A team of clinical researchers from the University of North Carolina at Chapel Hill has received $14 million from the Bill & Melinda Gates Foundation to conduct two studies aimed at improving pregnancy outcomes in the world’s poorest countries. An interdisciplinary team at the UNC School of Medicine and the UNC Gillings School of Global Public Health will lead the studies, both of which will explore the role of technology in predicting and addressing key risk factors associated with pregnancy, labor, and delivery.

Each year some 300,000 women and 3 million babies worldwide die during childbirth or shortly thereafter, according to the World Health Organization.
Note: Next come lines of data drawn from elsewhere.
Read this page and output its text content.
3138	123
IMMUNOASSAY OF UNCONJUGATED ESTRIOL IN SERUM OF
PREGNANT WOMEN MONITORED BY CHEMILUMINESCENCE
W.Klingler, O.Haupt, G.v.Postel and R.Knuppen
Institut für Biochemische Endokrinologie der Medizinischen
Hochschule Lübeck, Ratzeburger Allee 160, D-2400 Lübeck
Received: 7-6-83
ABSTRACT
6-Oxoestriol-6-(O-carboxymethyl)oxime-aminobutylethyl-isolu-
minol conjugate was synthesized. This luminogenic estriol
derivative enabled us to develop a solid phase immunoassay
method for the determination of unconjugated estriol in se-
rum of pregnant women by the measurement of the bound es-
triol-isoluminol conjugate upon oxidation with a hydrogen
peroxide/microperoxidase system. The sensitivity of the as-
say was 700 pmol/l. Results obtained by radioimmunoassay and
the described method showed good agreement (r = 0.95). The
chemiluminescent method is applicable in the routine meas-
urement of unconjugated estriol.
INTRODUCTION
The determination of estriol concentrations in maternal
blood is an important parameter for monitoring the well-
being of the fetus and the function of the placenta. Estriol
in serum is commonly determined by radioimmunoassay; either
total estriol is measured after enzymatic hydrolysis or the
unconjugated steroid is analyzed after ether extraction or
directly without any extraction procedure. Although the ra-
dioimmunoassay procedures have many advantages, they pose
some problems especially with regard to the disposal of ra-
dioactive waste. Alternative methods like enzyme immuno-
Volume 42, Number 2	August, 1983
Environmental and structural factors, underlying infectious disease burden, nutritional factors, and underperforming health systems are just some of the major reasons for this.

“In many parts of the world, the days surrounding childbirth are the riskiest period a mother and her newborn will ever face,” said Jeffrey Stringer, MD, professor of obstetrics & gynecology at the UNC School of Medicine and associate director of research at the UNC Institute for Global Health and Infectious Diseases (IGHID). “These studies will develop resource-appropriate technologies to make that time much safer.”

The Limiting Adverse Birth Outcomes in Resource-Limited Settings (LABOR) study will focus on the period of pregnancy between the onset of labor through delivery. It will evaluate 15,000 women at high-volume clinical sites in three developing countries, including the IGHID flagship partnership in Zambia. The team will provide wearable physiologic sensors to monitor laboring mothers and their fetuses and carefully document their clinical course and birth outcomes.